Still, it’s the historical collection of the Clark, which generously kept its grounds open to the Williamstown public throughout the lockdown, that feels most meaningful to return to. (Each gallery has a maximum capacity posted at its entrance; on the Sunday I went, I never had to wait to enter one.) There’s a Constable wheat field painted in 1816 whose bounty belies that year’s calamitously cold summer, when failing crop yields provoked health and economic crises not unlike our own.
There’s an impossibly tender late still life by Manet, each rose petal so fugitive and modern that I felt my breath catching beneath my sweaty surgical mask. There’s my favorite Bonnard, an 1891 picture that compresses two women playing with a dog into a riotous clash of polka dots, gingham and sunflowers. And a presentation of newly donated drawings, from the collection of Herbert and Carol Diamond, includes lovers by Ingres and saints by Delacroix that are models of rigorous perception.
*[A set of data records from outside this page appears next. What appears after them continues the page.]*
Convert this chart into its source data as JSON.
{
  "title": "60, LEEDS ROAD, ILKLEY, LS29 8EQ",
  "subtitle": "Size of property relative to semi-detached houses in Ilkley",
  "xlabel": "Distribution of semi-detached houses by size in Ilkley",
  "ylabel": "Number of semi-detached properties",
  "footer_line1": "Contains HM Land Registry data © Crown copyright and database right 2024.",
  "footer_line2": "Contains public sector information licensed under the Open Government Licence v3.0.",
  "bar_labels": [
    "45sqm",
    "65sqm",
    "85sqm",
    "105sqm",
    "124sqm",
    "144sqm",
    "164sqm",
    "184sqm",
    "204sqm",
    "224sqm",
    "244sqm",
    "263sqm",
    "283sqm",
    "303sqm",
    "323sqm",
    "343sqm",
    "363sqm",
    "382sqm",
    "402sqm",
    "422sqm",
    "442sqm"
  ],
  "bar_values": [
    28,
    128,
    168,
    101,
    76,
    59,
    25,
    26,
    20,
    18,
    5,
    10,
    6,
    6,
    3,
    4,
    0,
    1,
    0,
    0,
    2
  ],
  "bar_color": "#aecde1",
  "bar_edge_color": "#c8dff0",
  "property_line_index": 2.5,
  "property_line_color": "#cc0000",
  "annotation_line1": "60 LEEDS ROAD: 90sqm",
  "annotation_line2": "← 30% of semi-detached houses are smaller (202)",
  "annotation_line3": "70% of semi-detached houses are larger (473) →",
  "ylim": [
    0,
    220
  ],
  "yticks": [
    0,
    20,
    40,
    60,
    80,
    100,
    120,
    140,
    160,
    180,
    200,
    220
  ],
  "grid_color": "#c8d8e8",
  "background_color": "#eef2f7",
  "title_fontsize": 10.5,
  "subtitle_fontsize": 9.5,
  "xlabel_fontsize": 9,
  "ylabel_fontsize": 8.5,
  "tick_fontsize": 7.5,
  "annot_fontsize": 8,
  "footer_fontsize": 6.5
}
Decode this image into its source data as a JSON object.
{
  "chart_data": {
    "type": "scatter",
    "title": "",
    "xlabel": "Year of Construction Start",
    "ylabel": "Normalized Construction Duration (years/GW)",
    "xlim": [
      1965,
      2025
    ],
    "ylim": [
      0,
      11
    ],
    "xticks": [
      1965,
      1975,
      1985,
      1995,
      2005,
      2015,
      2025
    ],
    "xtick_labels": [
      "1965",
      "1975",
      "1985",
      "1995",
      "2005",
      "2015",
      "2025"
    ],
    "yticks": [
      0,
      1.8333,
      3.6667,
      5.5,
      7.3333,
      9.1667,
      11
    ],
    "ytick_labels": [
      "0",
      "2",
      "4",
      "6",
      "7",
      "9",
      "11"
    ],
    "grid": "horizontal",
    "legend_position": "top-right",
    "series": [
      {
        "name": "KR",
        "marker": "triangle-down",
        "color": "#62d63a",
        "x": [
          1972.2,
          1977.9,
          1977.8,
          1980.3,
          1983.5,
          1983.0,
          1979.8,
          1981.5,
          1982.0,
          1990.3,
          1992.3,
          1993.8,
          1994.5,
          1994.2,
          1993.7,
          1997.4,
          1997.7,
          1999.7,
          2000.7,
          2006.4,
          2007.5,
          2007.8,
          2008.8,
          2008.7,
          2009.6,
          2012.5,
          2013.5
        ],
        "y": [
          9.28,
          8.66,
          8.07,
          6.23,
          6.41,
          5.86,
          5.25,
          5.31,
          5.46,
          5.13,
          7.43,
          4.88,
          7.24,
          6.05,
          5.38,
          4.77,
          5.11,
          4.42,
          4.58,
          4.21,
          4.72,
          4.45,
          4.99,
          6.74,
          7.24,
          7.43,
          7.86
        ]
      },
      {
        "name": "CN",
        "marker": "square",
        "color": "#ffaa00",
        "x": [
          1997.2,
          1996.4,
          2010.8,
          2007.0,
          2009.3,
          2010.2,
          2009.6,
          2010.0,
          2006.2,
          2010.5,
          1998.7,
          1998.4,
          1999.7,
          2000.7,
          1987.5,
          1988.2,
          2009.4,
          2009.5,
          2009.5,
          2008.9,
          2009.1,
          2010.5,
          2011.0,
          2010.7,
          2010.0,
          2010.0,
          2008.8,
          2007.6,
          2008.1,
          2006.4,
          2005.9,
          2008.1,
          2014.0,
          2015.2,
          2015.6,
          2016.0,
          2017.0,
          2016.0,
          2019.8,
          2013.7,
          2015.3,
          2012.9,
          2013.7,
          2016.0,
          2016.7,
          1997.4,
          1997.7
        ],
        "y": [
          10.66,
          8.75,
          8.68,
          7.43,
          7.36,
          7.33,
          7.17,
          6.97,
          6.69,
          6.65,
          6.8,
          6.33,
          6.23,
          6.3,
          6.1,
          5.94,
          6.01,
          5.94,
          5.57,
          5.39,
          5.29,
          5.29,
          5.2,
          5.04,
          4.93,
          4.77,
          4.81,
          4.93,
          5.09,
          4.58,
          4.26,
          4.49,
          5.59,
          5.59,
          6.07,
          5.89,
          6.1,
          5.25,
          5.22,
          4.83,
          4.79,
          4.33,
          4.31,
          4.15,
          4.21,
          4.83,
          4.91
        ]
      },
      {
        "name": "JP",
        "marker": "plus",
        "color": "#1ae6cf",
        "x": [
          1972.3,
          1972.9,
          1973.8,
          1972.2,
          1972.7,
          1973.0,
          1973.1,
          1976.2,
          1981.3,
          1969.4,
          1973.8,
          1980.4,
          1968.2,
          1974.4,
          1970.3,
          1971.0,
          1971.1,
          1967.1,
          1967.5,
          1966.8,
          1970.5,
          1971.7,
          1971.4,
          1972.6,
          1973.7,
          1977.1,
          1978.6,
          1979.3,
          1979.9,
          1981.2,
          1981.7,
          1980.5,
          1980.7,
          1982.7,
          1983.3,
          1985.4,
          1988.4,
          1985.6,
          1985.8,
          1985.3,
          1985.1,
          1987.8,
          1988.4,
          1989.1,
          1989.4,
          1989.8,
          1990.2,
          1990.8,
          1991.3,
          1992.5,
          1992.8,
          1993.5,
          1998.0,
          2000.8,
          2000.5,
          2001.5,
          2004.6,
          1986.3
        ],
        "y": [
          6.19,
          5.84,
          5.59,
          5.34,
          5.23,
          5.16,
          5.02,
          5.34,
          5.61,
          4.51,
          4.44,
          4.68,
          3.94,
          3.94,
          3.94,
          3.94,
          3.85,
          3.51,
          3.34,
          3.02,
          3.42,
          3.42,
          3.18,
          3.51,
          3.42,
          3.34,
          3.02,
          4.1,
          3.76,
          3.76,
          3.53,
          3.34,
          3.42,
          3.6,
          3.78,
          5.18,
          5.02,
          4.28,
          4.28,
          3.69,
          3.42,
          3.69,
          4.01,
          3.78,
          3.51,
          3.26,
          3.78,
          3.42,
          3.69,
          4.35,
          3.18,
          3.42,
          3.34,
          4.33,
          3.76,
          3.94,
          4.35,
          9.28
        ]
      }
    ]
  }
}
Is it frivolous to say that the 19th-century French paintings and drawings at the Clark offer as much or more today than the installations and videos at Mass MoCA? I don’t think so. If one of the hallmarks of the Covid crisis has been its acceleration of changes already in progress, then in the art world we’ve seen how quite a few practitioners who trumpeted their relevance are not as relevant as they claimed. What have we needed these past four months? What have we not missed after all?
In Mass MoCA’s translation show, a pamphlet tells us that the artists “address timely, urgent questions,” even as new wall texts anxiously apologize that the show came together before the coronavirus outbreak and the murder of George Floyd. Might we now accept that contemporary art — even when it turns its gaze to race and nation, disease and climate — is not as “urgent” as a breaking news report? Might the truly urgent enterprise, in a time of plague and protest, be not posing questions over and over, but helping to forge a public capable of answering them?
Apologies for going all Kantian, but what’s revealed in the Covid-era museum is that art’s political power still derives, above all, from having no pragmatic application. It can’t fix the world. It doesn’t function as a slower, more elite communication medium. It stands for itself, it confronts our imagination and our intellect, and so it shapes our capacities as free citizens. Which means there’s as much relevance in an Ingres drawing or Bonnard painting as in Mr. De Saint Croix’s ecological installations or Ms. Rasheed’s textual collages, insofar as each offers us just a glimpse of human freedom — that promise that every day now we feel slipping away from us, and that we still cannot do without.
If I seek out art in a time of national catastrophe, it’s not because I need that catastrophe explained to me. And it’s not because I want to block that catastrophe out with a veil of pretty pictures. It’s simpler than that. It’s because I need to be reminded what to live for.